If ever a man reflected the character of the game he was making, it's Stuart Black, the wild creative lead behind Codemasters' gun porn shooter Bodycount. Loud, effervescent, uncompromising, relentless, engaging, destructive. If his mouth was a gun, energetic banter with the silver-haired Scot would end with your brains smeared over the wall.
Never afraid to court controversy, Black's central assertion that most console shooters are "f***ing boring" isn't something he's about to apologise for any time soon.
"But that's not to say they're all s***!" he smiles. He's just rightly fed up with "nineties design" and "whack-a-mole" AI, where enemies obligingly pop their heads out of cover in patterns so predictable it's insulting. He also admits to a healthy hatred of being forced to play in a prescribed way by the developer. "It really pisses me off!" he hisses.
"Now, I'm certainly not going to make a game like that. I'm bored of that. I've done it to death. I want to play something different," he insists. "There has to be a valid reason for making Bodycount. I don't want to copy someone else, and if it doesn't exist you have to invent it. If I could buy this style of game, I wouldn't make it."
With seemingly no-one willing to pick up the gun porn mantle from Criterion's Black, it's hardly a great shock that Black himself has taken up the challenge of making another game with the same insatiable appetite for destruction. A game where "unapologetic arcade action" is placed front and centre, and the gun is the true star.
To demonstrate the point, we're invited to play an early build and spend time simply spraying bullets around an enclosed environment to see what effect they have. Wooden crates don't simply break apart in the usual prescribed fashion, but splinter apart piece by piece, scattering debris in all directions.
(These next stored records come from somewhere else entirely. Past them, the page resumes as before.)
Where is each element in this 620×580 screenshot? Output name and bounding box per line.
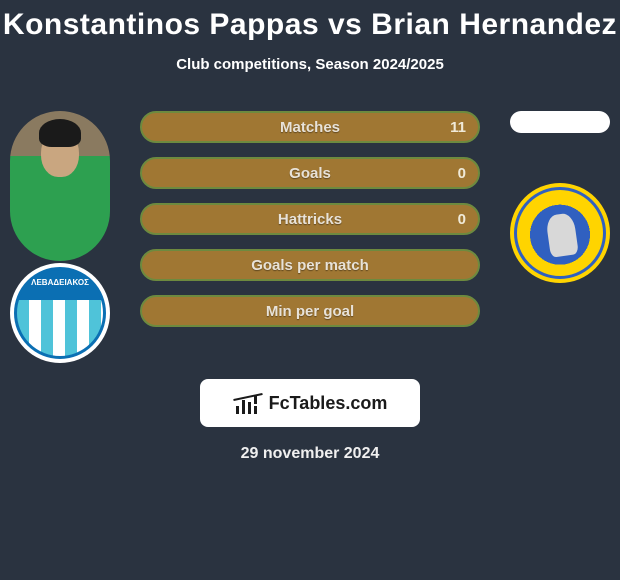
- stat-bar-hattricks: Hattricks 0: [140, 203, 480, 235]
- fctables-logo-icon: [233, 392, 267, 414]
- club-left-label: ΛΕΒΑΔΕΙΑΚΟΣ: [17, 278, 103, 287]
- stat-bar-goals-per-match: Goals per match: [140, 249, 480, 281]
- club-left-badge: ΛΕΒΑΔΕΙΑΚΟΣ: [10, 263, 110, 363]
- stat-bars: Matches 11 Goals 0 Hattricks 0 Goals per…: [140, 111, 480, 327]
- player-right-placeholder: [510, 111, 610, 133]
- right-column: [510, 111, 610, 283]
- stat-value: 0: [458, 165, 466, 182]
- page-subtitle: Club competitions, Season 2024/2025: [0, 56, 620, 73]
- branding-box: FcTables.com: [200, 379, 420, 427]
- club-right-badge: [510, 183, 610, 283]
- stat-label: Goals per match: [251, 257, 369, 274]
- left-column: ΛΕΒΑΔΕΙΑΚΟΣ: [10, 111, 110, 363]
- club-left-badge-inner: ΛΕΒΑΔΕΙΑΚΟΣ: [14, 267, 106, 359]
- stat-label: Min per goal: [266, 303, 354, 320]
- club-right-figure-icon: [545, 212, 579, 257]
- stat-bar-matches: Matches 11: [140, 111, 480, 143]
- stat-label: Goals: [289, 165, 331, 182]
- stat-label: Matches: [280, 119, 340, 136]
- player-left-photo: [10, 111, 110, 261]
- stat-bar-goals: Goals 0: [140, 157, 480, 189]
- stat-label: Hattricks: [278, 211, 342, 228]
- club-right-badge-inner: [514, 187, 606, 279]
- snapshot-date: 29 november 2024: [0, 445, 620, 463]
- comparison-panel: ΛΕΒΑΔΕΙΑΚΟΣ Matches 11 Goals 0 Hattricks…: [0, 111, 620, 463]
- stat-bar-min-per-goal: Min per goal: [140, 295, 480, 327]
- page-title: Konstantinos Pappas vs Brian Hernandez: [0, 0, 620, 42]
- stat-value: 11: [450, 119, 466, 136]
- branding-text: FcTables.com: [269, 393, 388, 414]
- stat-value: 0: [458, 211, 466, 228]
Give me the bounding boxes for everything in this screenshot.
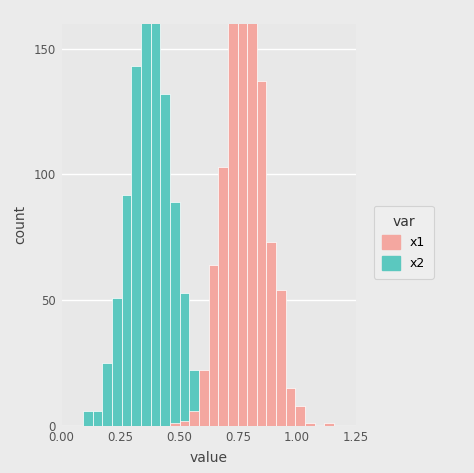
Bar [247, 0, 257, 426]
Bar [93, 411, 102, 426]
Bar [141, 0, 151, 426]
Bar [209, 420, 218, 426]
Bar [228, 11, 237, 426]
Bar [237, 0, 247, 426]
Bar [151, 0, 160, 426]
Bar [189, 411, 199, 426]
Bar [199, 370, 209, 426]
Bar [189, 370, 199, 426]
Bar [83, 411, 93, 426]
Bar [160, 94, 170, 426]
Legend: x1, x2: x1, x2 [374, 206, 434, 279]
Bar [131, 66, 141, 426]
Bar [276, 290, 286, 426]
Bar [180, 420, 189, 426]
Bar [122, 194, 131, 426]
Bar [266, 242, 276, 426]
Bar [209, 265, 218, 426]
Bar [324, 423, 334, 426]
Bar [305, 423, 315, 426]
Y-axis label: count: count [13, 205, 27, 244]
Bar [286, 388, 295, 426]
Bar [112, 298, 122, 426]
Bar [218, 167, 228, 426]
Bar [257, 81, 266, 426]
Bar [170, 202, 180, 426]
X-axis label: value: value [190, 451, 228, 465]
Bar [170, 423, 180, 426]
Bar [199, 405, 209, 426]
Bar [102, 363, 112, 426]
Bar [295, 405, 305, 426]
Bar [180, 292, 189, 426]
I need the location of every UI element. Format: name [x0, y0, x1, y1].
The metal frame bends and eventually buckles, with its ammo-filled contents revealed, and you can take it even further by electing to blow up the ammo rather than collect it.
This layered approach to destruction extends to the most trivial item of scenery, whether it's a vending machine, petrol pump or an internal wall. Every shot exposes its shattered innards, until it falls apart completely in a big pile of shattered junk.
But such a gratuitous approach isn't just technological showboating to ratchet up the feeling of chaos. As much as it succeeds in doing that, the tactical implications are literally everywhere. For Black, "it's about player choice and player customisation".
In the midst of a level, you're suddenly aware that interior walls, floors and ceilings aren't going to stand up to concerted punishment - and so it proves. Enemies cowering for cover beside windows and doors can be quickly flushed out, while a bit of speculative ceiling destruction promises to ensure that anyone hiding upstairs won't be safe for long.
To pull this off, Codemasters has had to come up with the kind of adaptive AI that's alien to most shooters. With practically every cover point destructible, enemies react accordingly when in danger, and scuttle off to take up new positions. "If there's opportunity to broaden the player choice, we'll always go down that route. We're building creative arenas rather than corridors," Black nods.
Amidst all this dust-strewn chaos, Codemasters hasn't neglected to create a world that you care about, populated with strong characters that you care about. With influences drawn heavily from the best modern, big-budget episodic dramas and personalities they could think of, you play as a generically-named combat asset, John Doe. "He's the bastard love child of Steve McQueen, Lady Gaga and JJ Abrams," according to the ever-modest Black. "He really typifies that post-modern take on thrillers, and that's the direction we wanted to go."
With everything from True Blood to FlashForward and Lost thrown into the pot, the plan is to create a "glossy techno thriller" where you play as a combat asset on the ground, engaging in "a stylised orgy of shooting" under the remote guidance of three sexy operatives.
"There's a lot of depression in games these days," notes Black. "You're always playing a desperate man in a cruel world, but I want you to escape to a fantasy world, and that's not often done."